Monday, 22 June 2015

Insight about HCATALOG

Data analyst uses multiple tools for processing BIG data such as Map Reduce(JAVA), PIG, HIVE etc. In real world environment, Map reduce output can be processed by PIG and HIVE or vice-versa. Before processing, analyst should know the data location(file path), format and schema. They also uses different set of data format such as CSV, JSON, AVRO, ORC, HDFS files, HIVE tables as part of data processing.

Hive uses meta store in order to read data location, format and schema. PIG defines them as part of the script and Map Reduce encodes them as part of the application code. For Map reduce and PIG application, it is very difficult to maintain the meta data information. HCatalog is aiming to provide solution for this scenario.

HCatalog is a metadata and table management system for the HADOOP environment. It is a sub-module of HIVE.

Let us see how it works.

Upload a employee file to HDFS

>> hdfs dfs -put employee /data


Lets create schema for this input file in HIVE.

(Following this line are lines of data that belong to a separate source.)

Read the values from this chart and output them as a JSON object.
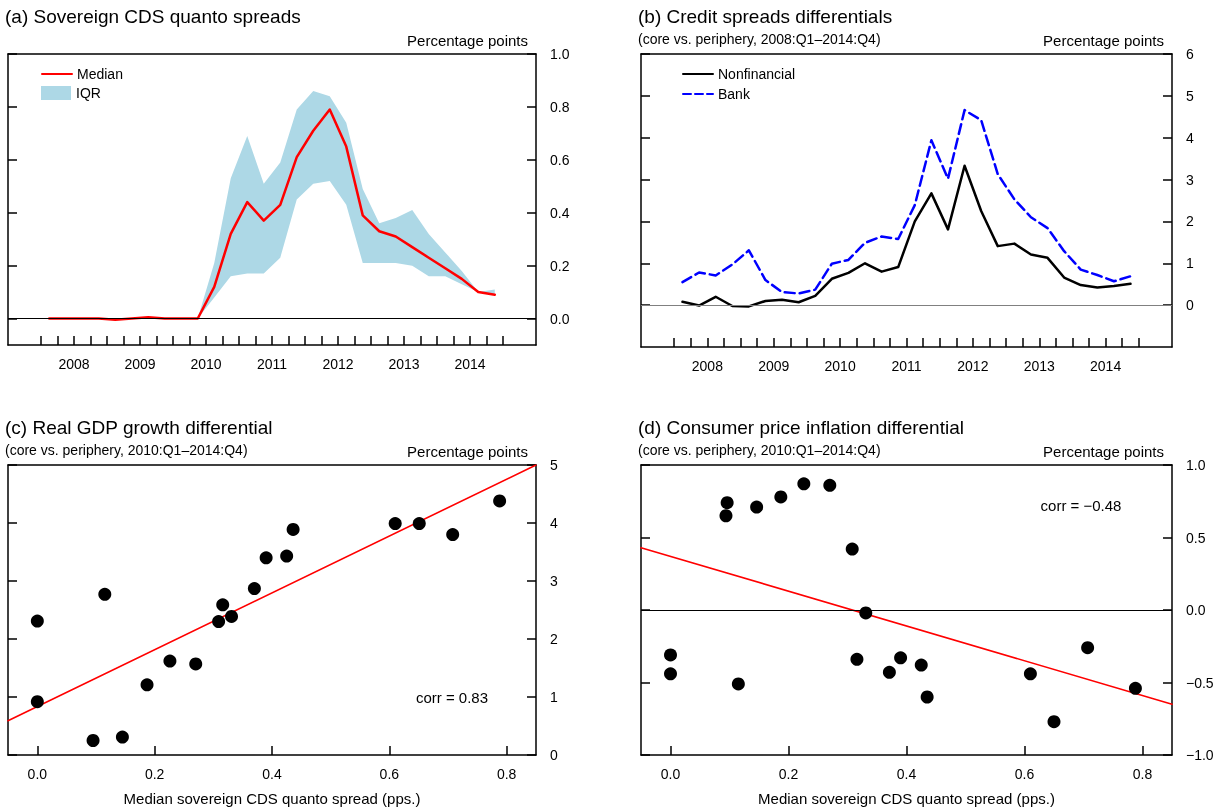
{
  "chart_data": [
    {
      "type": "line",
      "title": "(a) Sovereign CDS quanto spreads",
      "ylabel": "Percentage points",
      "legend": "top left",
      "marker": "none",
      "x": [
        2008.125,
        2008.375,
        2008.625,
        2008.875,
        2009.125,
        2009.375,
        2009.625,
        2009.875,
        2010.125,
        2010.375,
        2010.625,
        2010.875,
        2011.125,
        2011.375,
        2011.625,
        2011.875,
        2012.125,
        2012.375,
        2012.625,
        2012.875,
        2013.125,
        2013.375,
        2013.625,
        2013.875,
        2014.125,
        2014.375,
        2014.625,
        2014.875
      ],
      "xlim": [
        2007.5,
        2015.5
      ],
      "xticks": [
        {
          "value": 2008,
          "label": null
        },
        {
          "value": 2008.25,
          "label": null
        },
        {
          "value": 2008.5,
          "label": "2008"
        },
        {
          "value": 2008.75,
          "label": null
        },
        {
          "value": 2009,
          "label": null
        },
        {
          "value": 2009.25,
          "label": null
        },
        {
          "value": 2009.5,
          "label": "2009"
        },
        {
          "value": 2009.75,
          "label": null
        },
        {
          "value": 2010,
          "label": null
        },
        {
          "value": 2010.25,
          "label": null
        },
        {
          "value": 2010.5,
          "label": "2010"
        },
        {
          "value": 2010.75,
          "label": null
        },
        {
          "value": 2011,
          "label": null
        },
        {
          "value": 2011.25,
          "label": null
        },
        {
          "value": 2011.5,
          "label": "2011"
        },
        {
          "value": 2011.75,
          "label": null
        },
        {
          "value": 2012,
          "label": null
        },
        {
          "value": 2012.25,
          "label": null
        },
        {
          "value": 2012.5,
          "label": "2012"
        },
        {
          "value": 2012.75,
          "label": null
        },
        {
          "value": 2013,
          "label": null
        },
        {
          "value": 2013.25,
          "label": null
        },
        {
          "value": 2013.5,
          "label": "2013"
        },
        {
          "value": 2013.75,
          "label": null
        },
        {
          "value": 2014,
          "label": null
        },
        {
          "value": 2014.25,
          "label": null
        },
        {
          "value": 2014.5,
          "label": "2014"
        },
        {
          "value": 2014.75,
          "label": null
        },
        {
          "value": 2015,
          "label": null
        }
      ],
      "ylim": [
        -0.1,
        1
      ],
      "yticks": [
        {
          "value": 0,
          "label": "0.0"
        },
        {
          "value": 0.2,
          "label": "0.2"
        },
        {
          "value": 0.4,
          "label": "0.4"
        },
        {
          "value": 0.6,
          "label": "0.6"
        },
        {
          "value": 0.8,
          "label": "0.8"
        },
        {
          "value": 1,
          "label": "1.0"
        }
      ],
      "ref_lines": [
        {
          "axis": "y",
          "value": 0,
          "color": "#000000"
        }
      ],
      "series": [
        {
          "name": "Median",
          "color": "#ff0000",
          "values": [
            0,
            0,
            0,
            0,
            -0.005,
            0,
            0.005,
            0,
            0,
            0,
            0.12,
            0.32,
            0.44,
            0.37,
            0.43,
            0.61,
            0.71,
            0.79,
            0.65,
            0.39,
            0.33,
            0.31,
            0.27,
            0.23,
            0.19,
            0.15,
            0.1,
            0.09
          ],
          "upper": [
            0,
            0,
            0,
            0,
            0,
            0,
            0.005,
            0,
            0,
            0,
            0.21,
            0.53,
            0.69,
            0.51,
            0.59,
            0.79,
            0.86,
            0.84,
            0.74,
            0.49,
            0.36,
            0.38,
            0.41,
            0.32,
            0.25,
            0.18,
            0.1,
            0.11
          ],
          "lower": [
            0,
            0,
            0,
            0,
            -0.005,
            0,
            0,
            0,
            0,
            0,
            0.08,
            0.16,
            0.17,
            0.17,
            0.23,
            0.45,
            0.51,
            0.52,
            0.43,
            0.21,
            0.21,
            0.21,
            0.2,
            0.16,
            0.16,
            0.13,
            0.1,
            0.09
          ]
        }
      ],
      "annotations": [
        "IQR"
      ]
    },
    {
      "type": "line",
      "title": "(b) Credit spreads differentials",
      "subtitle": "(core vs. periphery, 2008:Q1–2014:Q4)",
      "ylabel": "Percentage points",
      "legend": "top left",
      "marker": "none",
      "x": [
        2008.125,
        2008.375,
        2008.625,
        2008.875,
        2009.125,
        2009.375,
        2009.625,
        2009.875,
        2010.125,
        2010.375,
        2010.625,
        2010.875,
        2011.125,
        2011.375,
        2011.625,
        2011.875,
        2012.125,
        2012.375,
        2012.625,
        2012.875,
        2013.125,
        2013.375,
        2013.625,
        2013.875,
        2014.125,
        2014.375,
        2014.625,
        2014.875
      ],
      "xlim": [
        2007.5,
        2015.5
      ],
      "xticks": [
        {
          "value": 2008,
          "label": null
        },
        {
          "value": 2008.25,
          "label": null
        },
        {
          "value": 2008.5,
          "label": "2008"
        },
        {
          "value": 2008.75,
          "label": null
        },
        {
          "value": 2009,
          "label": null
        },
        {
          "value": 2009.25,
          "label": null
        },
        {
          "value": 2009.5,
          "label": "2009"
        },
        {
          "value": 2009.75,
          "label": null
        },
        {
          "value": 2010,
          "label": null
        },
        {
          "value": 2010.25,
          "label": null
        },
        {
          "value": 2010.5,
          "label": "2010"
        },
        {
          "value": 2010.75,
          "label": null
        },
        {
          "value": 2011,
          "label": null
        },
        {
          "value": 2011.25,
          "label": null
        },
        {
          "value": 2011.5,
          "label": "2011"
        },
        {
          "value": 2011.75,
          "label": null
        },
        {
          "value": 2012,
          "label": null
        },
        {
          "value": 2012.25,
          "label": null
        },
        {
          "value": 2012.5,
          "label": "2012"
        },
        {
          "value": 2012.75,
          "label": null
        },
        {
          "value": 2013,
          "label": null
        },
        {
          "value": 2013.25,
          "label": null
        },
        {
          "value": 2013.5,
          "label": "2013"
        },
        {
          "value": 2013.75,
          "label": null
        },
        {
          "value": 2014,
          "label": null
        },
        {
          "value": 2014.25,
          "label": null
        },
        {
          "value": 2014.5,
          "label": "2014"
        },
        {
          "value": 2014.75,
          "label": null
        },
        {
          "value": 2015,
          "label": null
        }
      ],
      "ylim": [
        -1,
        6
      ],
      "yticks": [
        0,
        1,
        2,
        3,
        4,
        5,
        6
      ],
      "ref_lines": [
        {
          "axis": "y",
          "value": 0,
          "color": "#808080"
        }
      ],
      "series": [
        {
          "name": "Nonfinancial",
          "color": "#000000",
          "line_style": "solid",
          "values": [
            0.08,
            -0.01,
            0.2,
            -0.02,
            -0.03,
            0.1,
            0.13,
            0.07,
            0.22,
            0.63,
            0.77,
            1.0,
            0.8,
            0.91,
            2.0,
            2.67,
            1.81,
            3.33,
            2.25,
            1.41,
            1.47,
            1.21,
            1.13,
            0.66,
            0.48,
            0.42,
            0.46,
            0.51
          ]
        },
        {
          "name": "Bank",
          "color": "#0000ff",
          "line_style": "dashed",
          "values": [
            0.55,
            0.78,
            0.71,
            0.97,
            1.31,
            0.6,
            0.31,
            0.28,
            0.37,
            0.99,
            1.08,
            1.49,
            1.64,
            1.58,
            2.39,
            3.94,
            3.02,
            4.66,
            4.42,
            3.13,
            2.53,
            2.1,
            1.84,
            1.29,
            0.85,
            0.72,
            0.57,
            0.69
          ]
        }
      ]
    },
    {
      "type": "scatter",
      "title": "(c) Real GDP growth differential",
      "subtitle": "(core vs. periphery, 2010:Q1–2014:Q4)",
      "ylabel": "Percentage points",
      "xlabel": "Median sovereign CDS quanto spread (pps.)",
      "marker": "circle",
      "xlim": [
        -0.05,
        0.85
      ],
      "xticks": [
        {
          "value": 0,
          "label": "0.0"
        },
        {
          "value": 0.2,
          "label": "0.2"
        },
        {
          "value": 0.4,
          "label": "0.4"
        },
        {
          "value": 0.6,
          "label": "0.6"
        },
        {
          "value": 0.8,
          "label": "0.8"
        }
      ],
      "ylim": [
        0,
        5
      ],
      "yticks": [
        0,
        1,
        2,
        3,
        4,
        5
      ],
      "annotations": [
        "corr = 0.83"
      ],
      "series": [
        {
          "color": "#000000",
          "x": [
            0,
            0,
            0.095,
            0.115,
            0.145,
            0.187,
            0.226,
            0.27,
            0.309,
            0.316,
            0.331,
            0.37,
            0.39,
            0.425,
            0.436,
            0.61,
            0.651,
            0.708,
            0.788
          ],
          "values": [
            2.31,
            0.92,
            0.25,
            2.77,
            0.31,
            1.21,
            1.62,
            1.57,
            2.3,
            2.59,
            2.39,
            2.87,
            3.4,
            3.43,
            3.89,
            3.99,
            3.99,
            3.8,
            4.38
          ]
        },
        {
          "type": "line",
          "color": "#ff0000",
          "marker": "none",
          "x": [
            -0.05,
            0.85
          ],
          "values": [
            0.59,
            5.0
          ]
        }
      ]
    },
    {
      "type": "scatter",
      "title": "(d) Consumer price inflation differential",
      "subtitle": "(core vs. periphery, 2010:Q1–2014:Q4)",
      "ylabel": "Percentage points",
      "xlabel": "Median sovereign CDS quanto spread (pps.)",
      "marker": "circle",
      "xlim": [
        -0.05,
        0.85
      ],
      "xticks": [
        {
          "value": 0,
          "label": "0.0"
        },
        {
          "value": 0.2,
          "label": "0.2"
        },
        {
          "value": 0.4,
          "label": "0.4"
        },
        {
          "value": 0.6,
          "label": "0.6"
        },
        {
          "value": 0.8,
          "label": "0.8"
        }
      ],
      "ylim": [
        -1,
        1
      ],
      "yticks": [
        {
          "value": -1,
          "label": "−1.0"
        },
        {
          "value": -0.5,
          "label": "−0.5"
        },
        {
          "value": 0,
          "label": "0.0"
        },
        {
          "value": 0.5,
          "label": "0.5"
        },
        {
          "value": 1,
          "label": "1.0"
        }
      ],
      "ref_lines": [
        {
          "axis": "y",
          "value": 0,
          "color": "#000000"
        }
      ],
      "annotations": [
        "corr = −0.48"
      ],
      "series": [
        {
          "color": "#000000",
          "x": [
            0,
            0,
            0.096,
            0.094,
            0.115,
            0.146,
            0.187,
            0.226,
            0.27,
            0.308,
            0.316,
            0.331,
            0.371,
            0.39,
            0.425,
            0.435,
            0.61,
            0.65,
            0.707,
            0.788
          ],
          "values": [
            -0.31,
            -0.44,
            0.74,
            0.65,
            -0.51,
            0.71,
            0.78,
            0.87,
            0.86,
            0.42,
            -0.34,
            -0.02,
            -0.43,
            -0.33,
            -0.38,
            -0.6,
            -0.44,
            -0.77,
            -0.26,
            -0.54
          ]
        },
        {
          "type": "line",
          "color": "#ff0000",
          "marker": "none",
          "x": [
            -0.05,
            0.85
          ],
          "values": [
            0.43,
            -0.65
          ]
        }
      ]
    }
  ]
}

>> create external table employee(Name string, Salary int, Location string) 
LOCATION '/data/employee';

Add the data set to HCatalog by running below command.

>>  hcat -f employee.hcatalog

Once it is added, we can verify as below.

>> hcat -e "describe employee"
Name     string     None
Salary    int          None
Location string      None

Now HCatalog is maintaining our "employee" data set's location ,schema and format. So it can be accessed through HCatalog interface from PIG, Map Reduce application.

HCatalog Interface for PIG:

>> result = LOAD 'employee' USING org.apache.hcatalog.pig.HCatLoader();
>> DUMP result;

It can also be used as part of PIG Script execution as below:

>> pig -useHCatalog Test.pig

There are two PIG interfaces are available.

1. HCatLoader - To read data from a data set.
2. HCatStorer  - To write data to a data set.

>> result = LOAD 'employee' using HCatLoader();
>> STORE result into 'emp_result' using HCatStorer('date=20150622');

HCatStorer also helps to provide the partition keys as mentioned above. It is possible to write to a single partition or multiple partition.

HCatalog Interface for Map Reduce:

It consists of below mentioned two interfaces.

1. HCatInputFormat - It accepts a data set to read.
2. HCatOutputFormat - It accepts a data set to write.

HCatalog Interface for HIVE:

There are no Hive specific interfaces for HCatalog as it a sub module of HIVE. 
Hive can read information from HCatalog directly.

HCatalog Notifications:

HCatalog provides notification activity by using Oozie or custom Java code through which we can process a data set as soon as it is available.

WebHCat Server:

It provides a REST-like web API for HCatalog. It sends request to get information about data sets and also sends request to run PIG or HIVE scripts.

>> curl -s 'http://hostname:port/templeton/v1/ddl/database/db_name/table/table-name?'